Bielsa had a point. The only thing depriving Argentina of a deserved two- or three-goal victory was the exceptional play of Nigerian goalkeeper Ike Shorunmu.

"I think we can do better," said Nigeria midfielder JayJay Okocha. "It was the first game and it wasn't easy. We lost by 1-0, which is not a disgrace. I think we should be proud of it."

Mike Penner

Spain 3, Slovenia 1--Spain got its World Cup off to a confident, if controversial, start Sunday with an impressive 3-1 victory over Slovenia in front of 28,598 fans in Gwangju, South Korea.

Goals by Raul, one minute before halftime, and Juan Valeron, in the 74th minute, put the Spanish in command. But Sebastijan Cimirotic pulled one back for Slovenia in the 82nd minute and it was not until Fernando Hierro netted a penalty kick five minutes later that Spain was safe.

The victory marked the first time in more than half a century that Spain had won its opening World Cup match. The last time it did so was against the United States in 1950.

Slovenia, making its World Cup debut, was left angry by two decisions made by Moroccan referee Mohammed Guezzaz late in the game, first when he denied Slovenia a penalty kick after Milenko Acimovic was knocked down in the box by Spanish defender Miguel Angel Nadal and second when he awarded Spain a penalty for an innocuous challenge on Fernando Morientes by Sasa Gajser.

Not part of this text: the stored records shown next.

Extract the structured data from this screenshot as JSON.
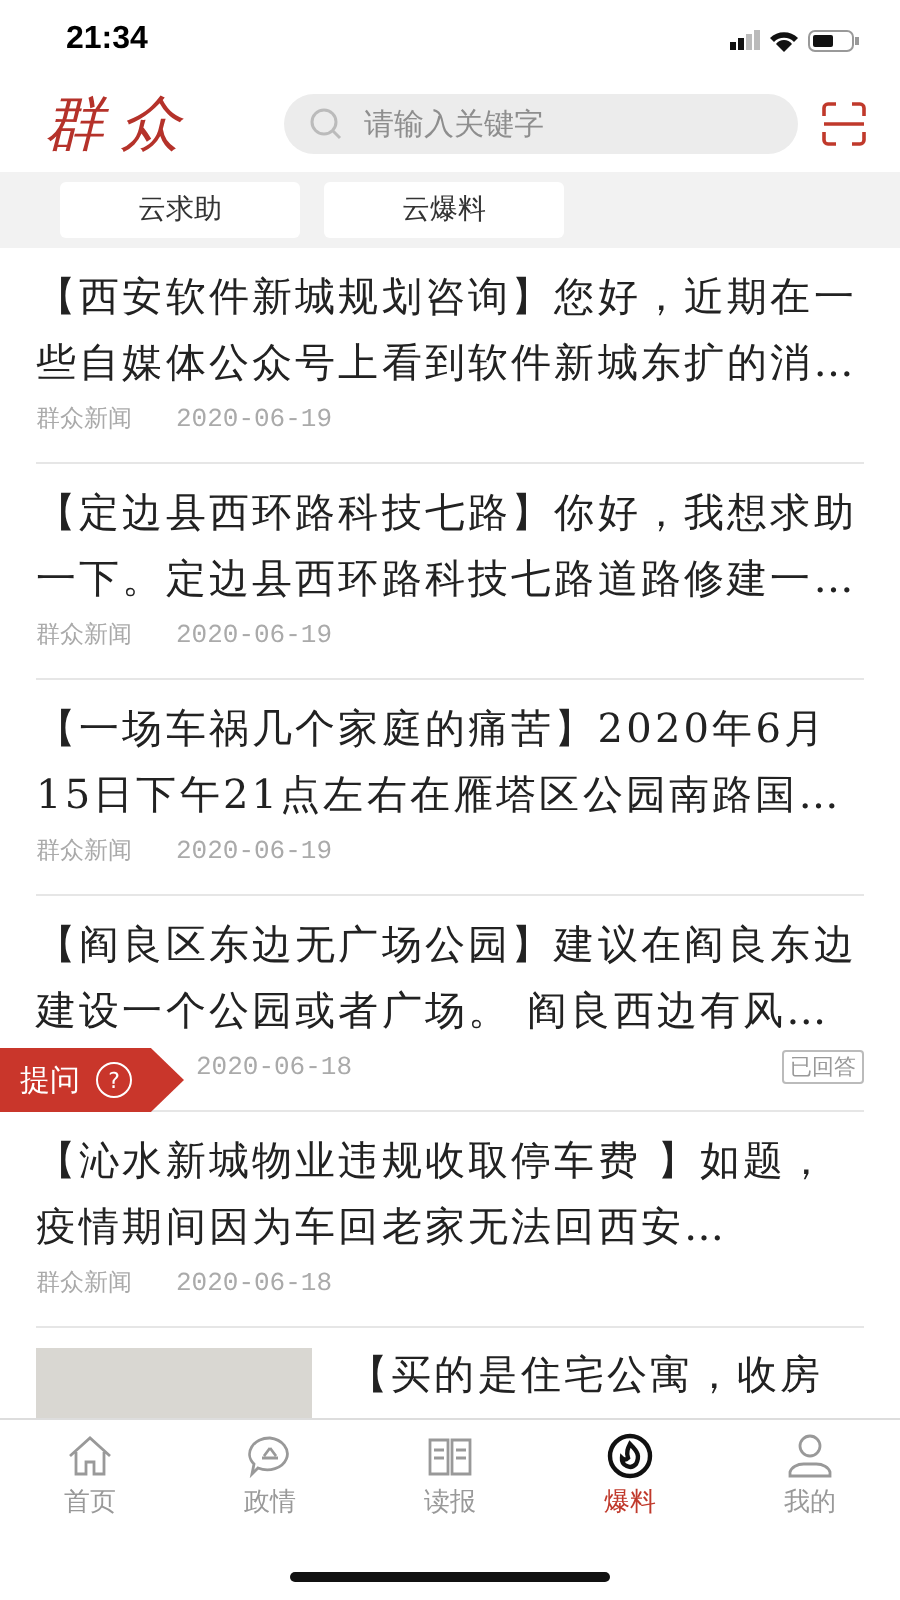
{
  "status_bar": {
    "time": "21:34"
  },
  "header": {
    "logo": "群众",
    "search": {
      "placeholder": "请输入关键字"
    }
  },
  "tabs": [
    {
      "label": "云求助",
      "selected": false
    },
    {
      "label": "云爆料",
      "selected": false
    }
  ],
  "articles": [
    {
      "kind": "text",
      "title": "【西安软件新城规划咨询】您好，近期在一些自媒体公众号上看到软件新城东扩的消…",
      "source": "群众新闻",
      "date": "2020-06-19"
    },
    {
      "kind": "text",
      "title": "【定边县西环路科技七路】你好，我想求助一下。定边县西环路科技七路道路修建一…",
      "source": "群众新闻",
      "date": "2020-06-19"
    },
    {
      "kind": "text",
      "title": "【一场车祸几个家庭的痛苦】2020年6月15日下午21点左右在雁塔区公园南路国…",
      "source": "群众新闻",
      "date": "2020-06-19"
    },
    {
      "kind": "text",
      "title": "【阎良区东边无广场公园】建议在阎良东边建设一个公园或者广场。 阎良西边有风…",
      "date": "2020-06-18",
      "badge": "已回答"
    },
    {
      "kind": "text",
      "title": "【沁水新城物业违规收取停车费 】如题，疫情期间因为车回老家无法回西安…",
      "source": "群众新闻",
      "date": "2020-06-18"
    },
    {
      "kind": "image",
      "title": "【买的是住宅公寓，收房"
    }
  ],
  "ask_button": {
    "label": "提问",
    "icon": "?"
  },
  "bottom_nav": [
    {
      "label": "首页",
      "selected": false
    },
    {
      "label": "政情",
      "selected": false
    },
    {
      "label": "读报",
      "selected": false
    },
    {
      "label": "爆料",
      "selected": true
    },
    {
      "label": "我的",
      "selected": false
    }
  ]
}
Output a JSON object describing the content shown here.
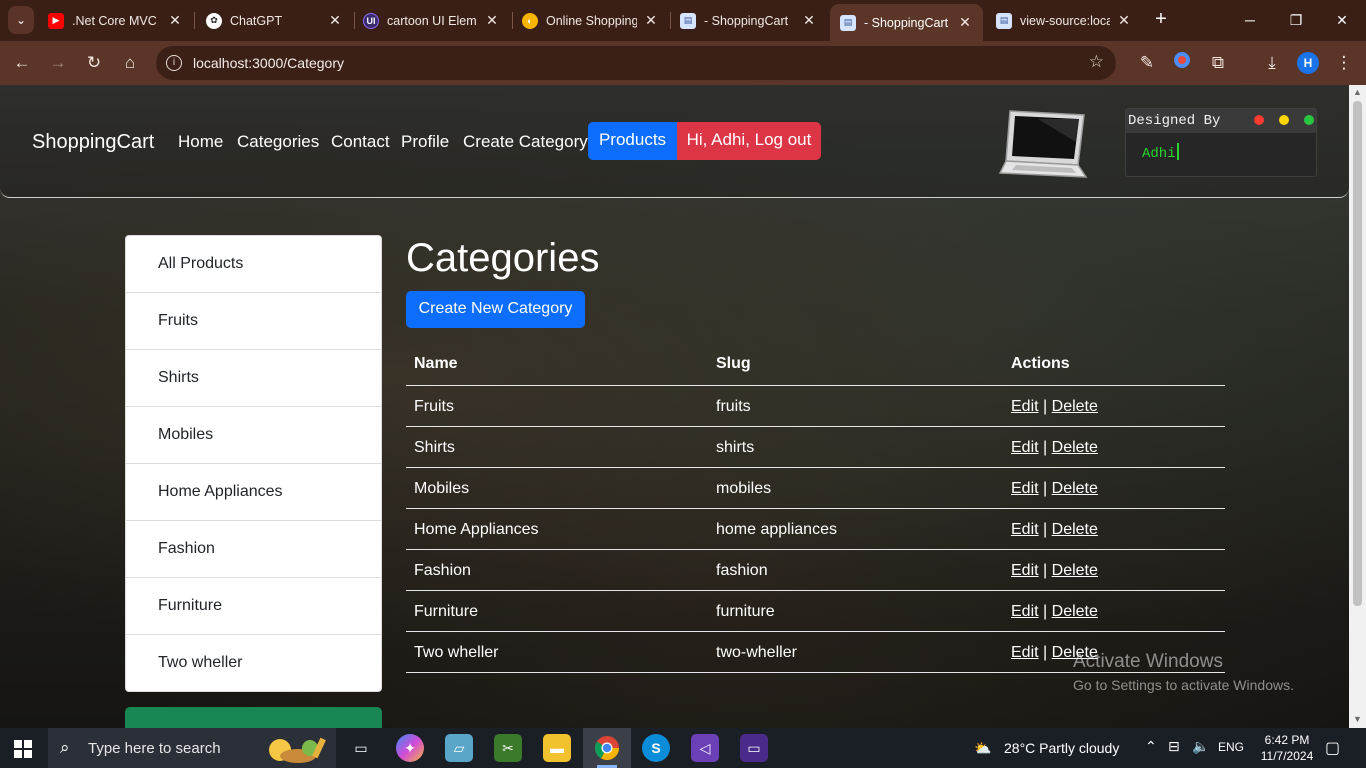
{
  "browser": {
    "tabs": [
      {
        "title": ".Net Core MVC (",
        "favicon": "youtube-icon",
        "color": "#ff0000"
      },
      {
        "title": "ChatGPT",
        "favicon": "chatgpt-icon",
        "color": "#ffffff"
      },
      {
        "title": "cartoon UI Elem",
        "favicon": "uiverse-icon",
        "color": "#6c3bd4"
      },
      {
        "title": "Online Shopping",
        "favicon": "shopping-icon",
        "color": "#f7b500"
      },
      {
        "title": "- ShoppingCart",
        "favicon": "page-icon",
        "color": "#d6e4ff"
      },
      {
        "title": "- ShoppingCart",
        "favicon": "page-icon",
        "color": "#d6e4ff",
        "active": true
      },
      {
        "title": "view-source:loca",
        "favicon": "page-icon",
        "color": "#d6e4ff"
      }
    ],
    "url": "localhost:3000/Category",
    "profile_initial": "H"
  },
  "navbar": {
    "brand": "ShoppingCart",
    "links": [
      "Home",
      "Categories",
      "Contact",
      "Profile",
      "Create Category"
    ],
    "products_label": "Products",
    "logout_label": "Hi, Adhi, Log out",
    "terminal_title": "Designed By",
    "terminal_text": "Adhi"
  },
  "sidebar": {
    "items": [
      "All Products",
      "Fruits",
      "Shirts",
      "Mobiles",
      "Home Appliances",
      "Fashion",
      "Furniture",
      "Two wheller"
    ]
  },
  "main": {
    "title": "Categories",
    "create_label": "Create New Category",
    "columns": [
      "Name",
      "Slug",
      "Actions"
    ],
    "rows": [
      {
        "name": "Fruits",
        "slug": "fruits"
      },
      {
        "name": "Shirts",
        "slug": "shirts"
      },
      {
        "name": "Mobiles",
        "slug": "mobiles"
      },
      {
        "name": "Home Appliances",
        "slug": "home appliances"
      },
      {
        "name": "Fashion",
        "slug": "fashion"
      },
      {
        "name": "Furniture",
        "slug": "furniture"
      },
      {
        "name": "Two wheller",
        "slug": "two-wheller"
      }
    ],
    "edit_label": "Edit",
    "separator": "|",
    "delete_label": "Delete"
  },
  "watermark": {
    "line1": "Activate Windows",
    "line2": "Go to Settings to activate Windows."
  },
  "taskbar": {
    "search_placeholder": "Type here to search",
    "weather": "28°C  Partly cloudy",
    "language": "ENG",
    "time": "6:42 PM",
    "date": "11/7/2024"
  },
  "colors": {
    "primary": "#0d6efd",
    "danger": "#dc3545",
    "success": "#198754",
    "chrome_frame": "#3a1f16",
    "chrome_toolbar": "#5b3528"
  }
}
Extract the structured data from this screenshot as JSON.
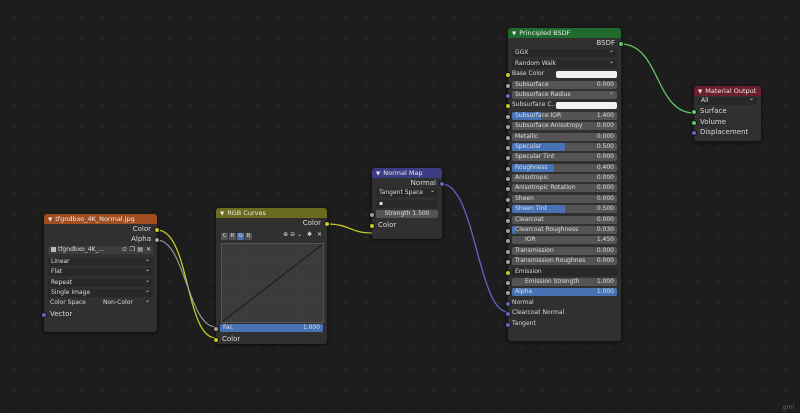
{
  "nodes": {
    "image_texture": {
      "title": "tfgndbxo_4K_Normal.jpg",
      "outputs": [
        "Color",
        "Alpha"
      ],
      "image_name": "tfgndbxo_4K_...",
      "interpolation": "Linear",
      "projection": "Flat",
      "extension": "Repeat",
      "source": "Single Image",
      "color_space_label": "Color Space",
      "color_space_value": "Non-Color",
      "vector_label": "Vector",
      "header_color": "#a04d1f"
    },
    "rgb_curves": {
      "title": "RGB Curves",
      "output": "Color",
      "channels": [
        "C",
        "R",
        "G",
        "B"
      ],
      "active_channel": "G",
      "fac_label": "Fac",
      "fac_value": "1.000",
      "input": "Color",
      "header_color": "#6b6b1f"
    },
    "normal_map": {
      "title": "Normal Map",
      "output": "Normal",
      "space": "Tangent Space",
      "strength_label": "Strength",
      "strength_value": "1.500",
      "input": "Color",
      "header_color": "#3c3c82"
    },
    "principled": {
      "title": "Principled BSDF",
      "output": "BSDF",
      "distribution": "GGX",
      "subsurface_method": "Random Walk",
      "header_color": "#1f6b2e",
      "rows": [
        {
          "label": "Base Color",
          "kind": "color"
        },
        {
          "label": "Subsurface",
          "value": "0.000",
          "fill": 0
        },
        {
          "label": "Subsurface Radius",
          "kind": "dropdown"
        },
        {
          "label": "Subsurface C...",
          "kind": "color"
        },
        {
          "label": "Subsurface IOR",
          "value": "1.400",
          "fill": 0.28
        },
        {
          "label": "Subsurface Anisotropy",
          "value": "0.000",
          "fill": 0
        },
        {
          "label": "Metallic",
          "value": "0.000",
          "fill": 0
        },
        {
          "label": "Specular",
          "value": "0.500",
          "fill": 0.5
        },
        {
          "label": "Specular Tint",
          "value": "0.000",
          "fill": 0
        },
        {
          "label": "Roughness",
          "value": "0.400",
          "fill": 0.4
        },
        {
          "label": "Anisotropic",
          "value": "0.000",
          "fill": 0
        },
        {
          "label": "Anisotropic Rotation",
          "value": "0.000",
          "fill": 0
        },
        {
          "label": "Sheen",
          "value": "0.000",
          "fill": 0
        },
        {
          "label": "Sheen Tint",
          "value": "0.500",
          "fill": 0.5
        },
        {
          "label": "Clearcoat",
          "value": "0.000",
          "fill": 0
        },
        {
          "label": "Clearcoat Roughness",
          "value": "0.030",
          "fill": 0.03
        },
        {
          "label": "IOR",
          "value": "1.450",
          "fill": 0,
          "center": true
        },
        {
          "label": "Transmission",
          "value": "0.000",
          "fill": 0
        },
        {
          "label": "Transmission Roughnes",
          "value": "0.000",
          "fill": 0
        },
        {
          "label": "Emission",
          "kind": "dark"
        },
        {
          "label": "Emission Strength",
          "value": "1.000",
          "fill": 0,
          "center": true
        },
        {
          "label": "Alpha",
          "value": "1.000",
          "fill": 1
        },
        {
          "label": "Normal",
          "kind": "plain"
        },
        {
          "label": "Clearcoat Normal",
          "kind": "plain"
        },
        {
          "label": "Tangent",
          "kind": "plain"
        }
      ]
    },
    "material_output": {
      "title": "Material Output",
      "target": "All",
      "inputs": [
        "Surface",
        "Volume",
        "Displacement"
      ],
      "header_color": "#6b1f2e"
    }
  },
  "watermark": "gml"
}
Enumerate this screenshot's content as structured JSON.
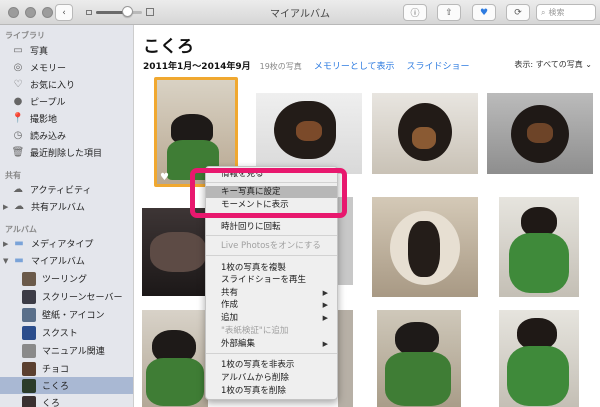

Hierro scored his 28th goal for Spain as a result of the latter call.

Grahame L. Jones

South Africa 2, Paraguay 2--South Africa left it until the last minute before completing a surprise comeback to tie Paraguay in front of a disappointing crowd of only 25,186 in the South Korean port city of Busan.

Quinton Fortune's goal off a rather generously awarded penalty kick in injury time secured a point for South Africans in the Group B encounter that appeared to be going the South Americans' way.

Paraguay took the lead after 39 minutes when Roque Santa Cruz headed a cross from Francisco Arce past South African goalkeeper Andre Arendse.

In the 55th minute, Arce scored on a superb curling free kick into the upper left corner of Arendse's net and Paraguay, playing without suspended goalkeeper Jose Luis Chilavert, appeared set for victory.

Things came unraveled when Paraguay defender Estanislao Struway accidentally deflected a shot by Aaron Mokoena into his own net in the 63rd minute, and Fortune saved South Africa after referee Michel Lubos of Slovakia ruled that Paraguay goalkeeper Ricardo Tavarelli had fouled Sibusio Zuma and awarded a penalty kick in the 90th minute.